The current window is s[i:j] and the result window is s[I:J]. In need[c] I store how many times I need character c (can be negative) and missing tells how many characters are still missing. In the loop, first add the new character to the window. Then, if nothing is missing, remove as much as possible from the window start and then update the result.

Julia is very good at writing the code, she just need a good idea to work on.

C# code is rewritten, link is here.

What can I say after I debug the code using a test case? This code is hard to understand, one dictionary serves multiple purposes. It reminds me the algebra.

For example, "xxyz", search string is "xyz".
We can keep the search string in the dictionary<char, int>
dict['x'] = 1,
dict['y'] = 1,
dict['z'] = 1

Now, we like to use those values to track how many in the sliding window.

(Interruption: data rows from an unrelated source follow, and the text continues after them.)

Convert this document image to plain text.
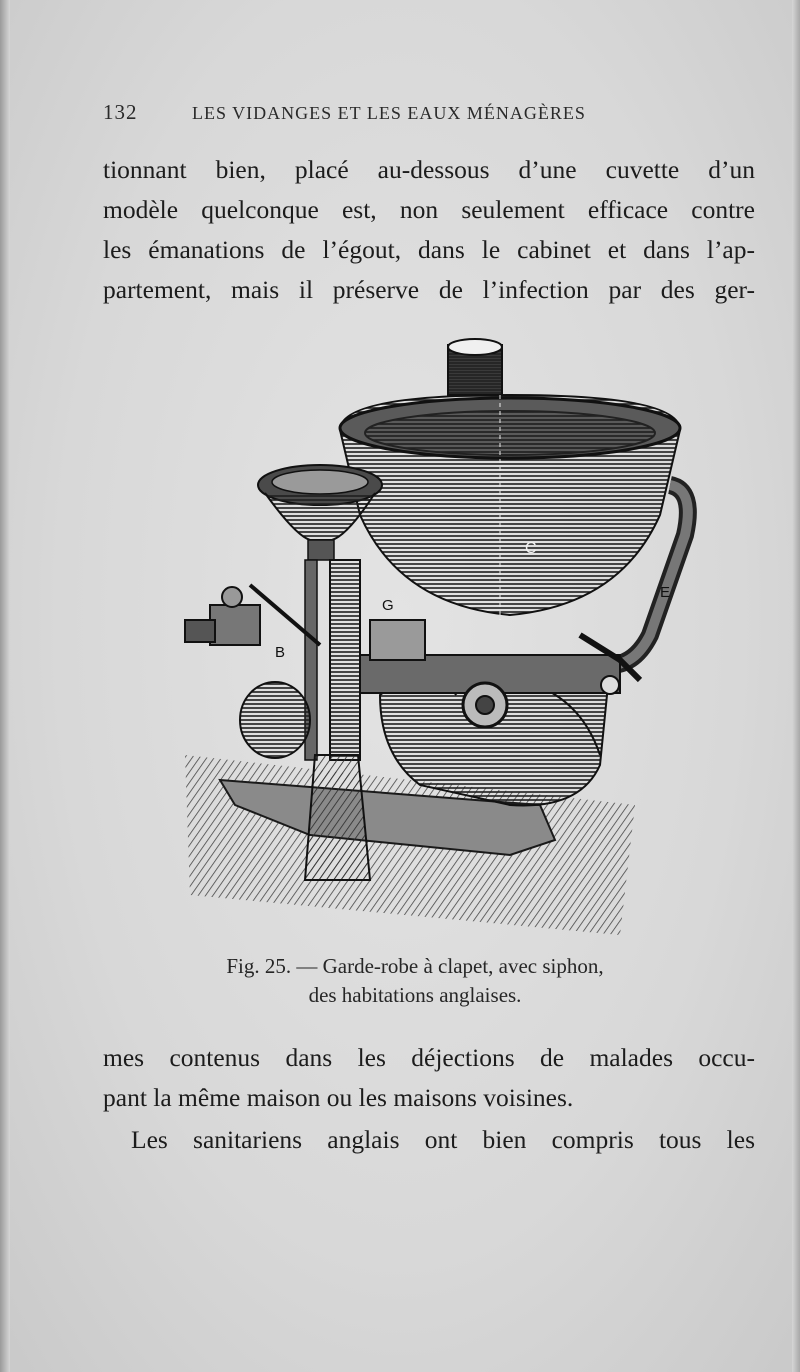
132	LES VIDANGES ET LES EAUX MÉNAGÈRES
tionnant bien, placé au-dessous d’une cuvette d’un
modèle quelconque est, non seulement efficace contre
les émanations de l’égout, dans le cabinet et dans l’ap-
partement, mais il préserve de l’infection par des ger-
C
E
G
B
Fig. 25. — Garde-robe à clapet, avec siphon,
des habitations anglaises.
mes contenus dans les déjections de malades occu-
pant la même maison ou les maisons voisines.
Les sanitariens anglais ont bien compris tous les
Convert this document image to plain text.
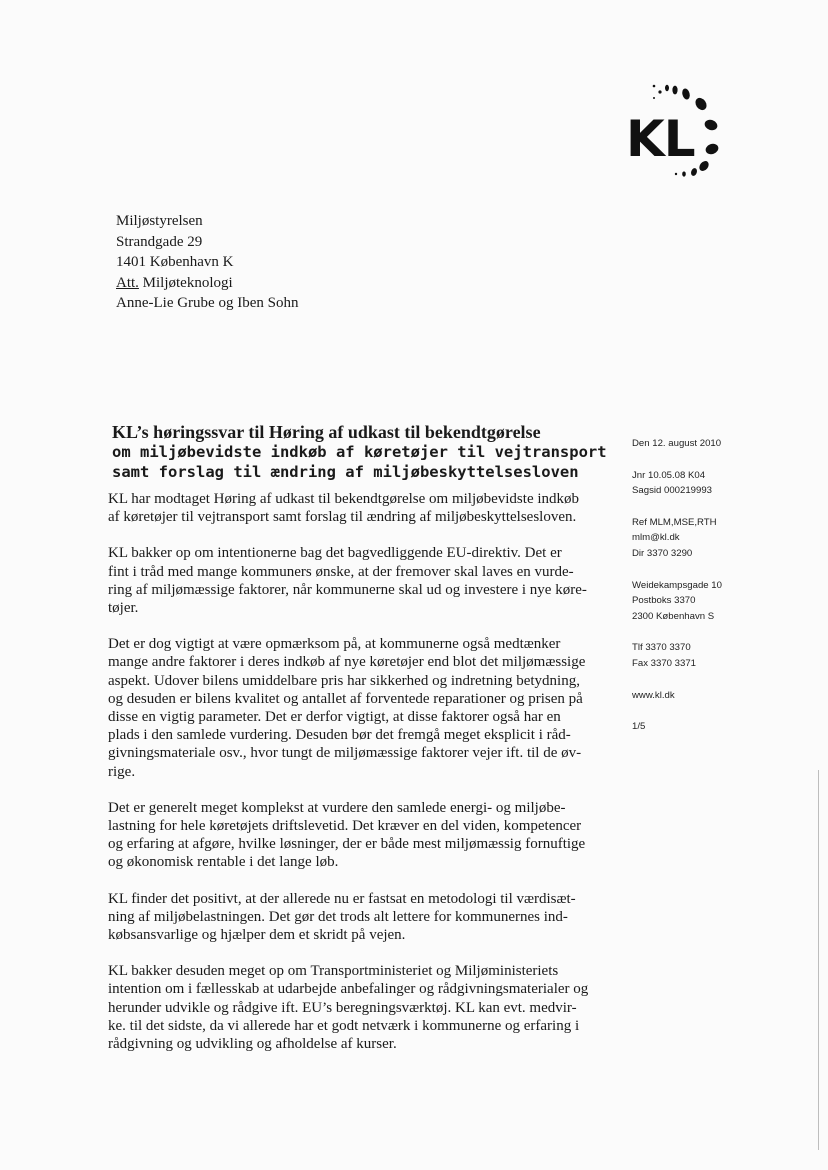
KL
Miljøstyrelsen
Strandgade 29
1401 København K
Att. Miljøteknologi
Anne-Lie Grube og Iben Sohn
KL’s høringssvar til Høring af udkast til bekendtgørelse
om miljøbevidste indkøb af køretøjer til vejtransport
samt forslag til ændring af miljøbeskyttelsesloven
KL har modtaget Høring af udkast til bekendtgørelse om miljøbevidste indkøb
af køretøjer til vejtransport samt forslag til ændring af miljøbeskyttelsesloven.
KL bakker op om intentionerne bag det bagvedliggende EU-direktiv. Det er
fint i tråd med mange kommuners ønske, at der fremover skal laves en vurde-
ring af miljømæssige faktorer, når kommunerne skal ud og investere i nye køre-
tøjer.
Det er dog vigtigt at være opmærksom på, at kommunerne også medtænker
mange andre faktorer i deres indkøb af nye køretøjer end blot det miljømæssige
aspekt. Udover bilens umiddelbare pris har sikkerhed og indretning betydning,
og desuden er bilens kvalitet og antallet af forventede reparationer og prisen på
disse en vigtig parameter. Det er derfor vigtigt, at disse faktorer også har en
plads i den samlede vurdering. Desuden bør det fremgå meget eksplicit i råd-
givningsmateriale osv., hvor tungt de miljømæssige faktorer vejer ift. til de øv-
rige.
Det er generelt meget komplekst at vurdere den samlede energi- og miljøbe-
lastning for hele køretøjets driftslevetid. Det kræver en del viden, kompetencer
og erfaring at afgøre, hvilke løsninger, der er både mest miljømæssig fornuftige
og økonomisk rentable i det lange løb.
KL finder det positivt, at der allerede nu er fastsat en metodologi til værdisæt-
ning af miljøbelastningen. Det gør det trods alt lettere for kommunernes ind-
købsansvarlige og hjælper dem et skridt på vejen.
KL bakker desuden meget op om Transportministeriet og Miljøministeriets
intention om i fællesskab at udarbejde anbefalinger og rådgivningsmaterialer og
herunder udvikle og rådgive ift. EU’s beregningsværktøj. KL kan evt. medvir-
ke. til det sidste, da vi allerede har et godt netværk i kommunerne og erfaring i
rådgivning og udvikling og afholdelse af kurser.
Den 12. august 2010
Jnr 10.05.08 K04
Sagsid 000219993
Ref MLM,MSE,RTH
mlm@kl.dk
Dir 3370 3290
Weidekampsgade 10
Postboks 3370
2300 København S
Tlf 3370 3370
Fax 3370 3371
www.kl.dk
1/5
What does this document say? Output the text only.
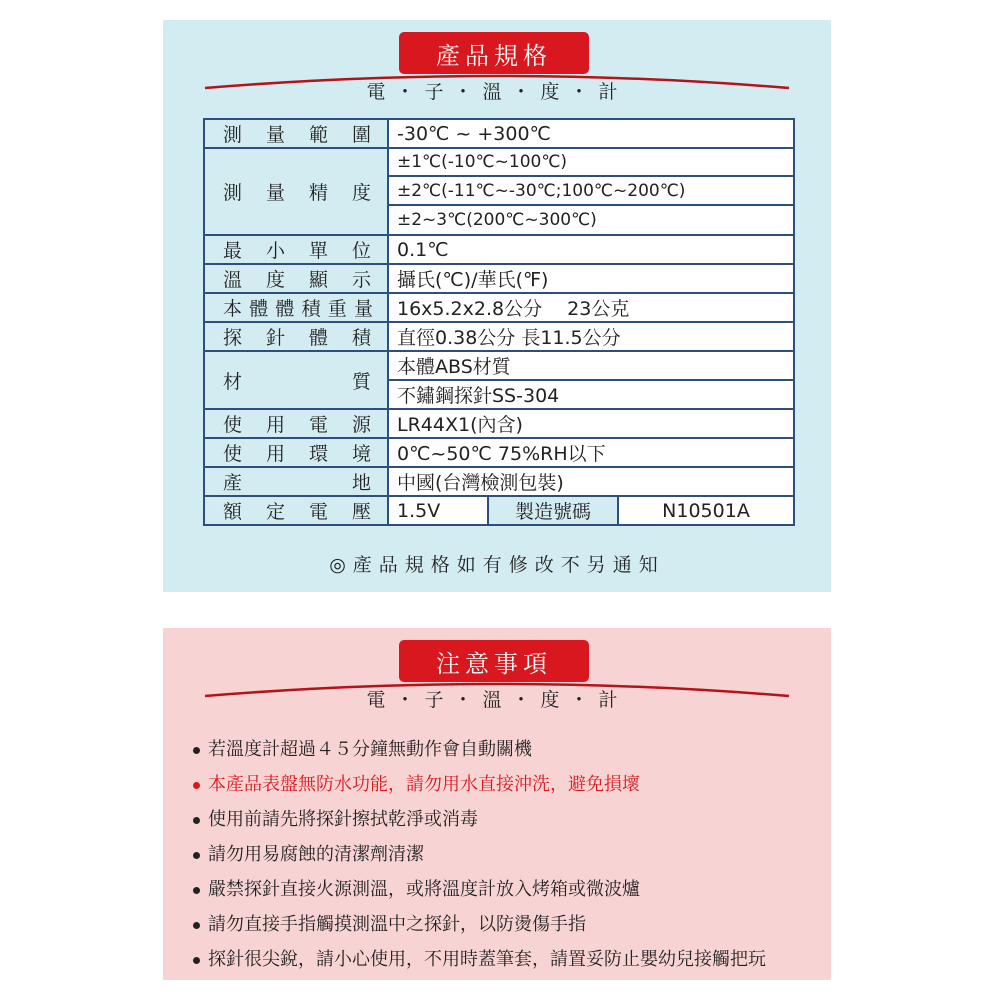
產品規格
電・子・溫・度・計
測量範圍	-30℃ ~ +300℃		
測量精度	±1℃(-10℃~100℃)		
	±2℃(-11℃~-30℃;100℃~200℃)		
	±2~3℃(200℃~300℃)		
最小單位	0.1℃		
溫度顯示	攝氏(℃)/華氏(℉)		
本體體積重量	16x5.2x2.8公分　 23公克		
探針體積	直徑0.38公分 長11.5公分		
材質	本體ABS材質		
	不鏽鋼探針SS-304		
使用電源	LR44X1(內含)		
使用環境	0℃~50℃ 75%RH以下		
產地	中國(台灣檢測包裝)		
額定電壓	1.5V	製造號碼	N10501A
◎產品規格如有修改不另通知
注意事項
電・子・溫・度・計
若溫度計超過４５分鐘無動作會自動關機
本產品表盤無防水功能，請勿用水直接沖洗，避免損壞
使用前請先將探針擦拭乾淨或消毒
請勿用易腐蝕的清潔劑清潔
嚴禁探針直接火源測溫，或將溫度計放入烤箱或微波爐
請勿直接手指觸摸測溫中之探針，以防燙傷手指
探針很尖銳，請小心使用，不用時蓋筆套，請置妥防止嬰幼兒接觸把玩
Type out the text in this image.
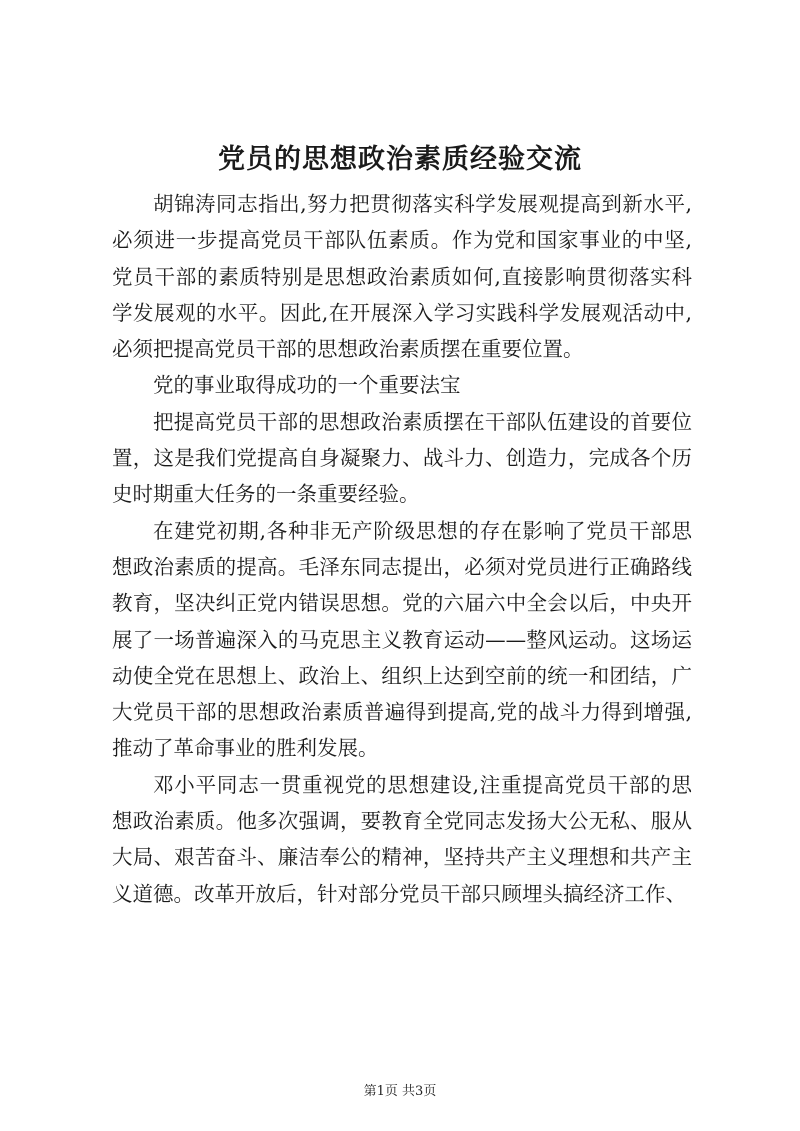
党员的思想政治素质经验交流

胡锦涛同志指出,努力把贯彻落实科学发展观提高到新水平,必须进一步提高党员干部队伍素质。作为党和国家事业的中坚,党员干部的素质特别是思想政治素质如何,直接影响贯彻落实科学发展观的水平。因此,在开展深入学习实践科学发展观活动中,必须把提高党员干部的思想政治素质摆在重要位置。

党的事业取得成功的一个重要法宝

把提高党员干部的思想政治素质摆在干部队伍建设的首要位置，这是我们党提高自身凝聚力、战斗力、创造力，完成各个历史时期重大任务的一条重要经验。

在建党初期,各种非无产阶级思想的存在影响了党员干部思想政治素质的提高。毛泽东同志提出，必须对党员进行正确路线教育，坚决纠正党内错误思想。党的六届六中全会以后，中央开展了一场普遍深入的马克思主义教育运动——整风运动。这场运动使全党在思想上、政治上、组织上达到空前的统一和团结，广大党员干部的思想政治素质普遍得到提高,党的战斗力得到增强,推动了革命事业的胜利发展。

邓小平同志一贯重视党的思想建设,注重提高党员干部的思想政治素质。他多次强调，要教育全党同志发扬大公无私、服从大局、艰苦奋斗、廉洁奉公的精神，坚持共产主义理想和共产主义道德。改革开放后，针对部分党员干部只顾埋头搞经济工作、

第1页 共3页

If the sliding window is "xx", then dict['x'] = -1. If the value is 0, then the number of char is exactly what need. -1 means that there is extra one.

We also keep count of how many chars we need in search string. First visit of x in sliding window "xx" we increment count variable once, but second one we do not do that. In other words, there is only one 'x' in search string. From any iteration, it is easy to tell if the sliding window contains the search string by comparing count variable with the length of search string.

Queue is not necessary, just track the left position of sliding window. One advantage to use queue is to filter out characters not in the search string.

Move Queue from the code, and come back to work on the algorithm later.

Most important is to check time complexity of this idea, it is better than O(s.Length * t.Length), actually it is O(s.Length).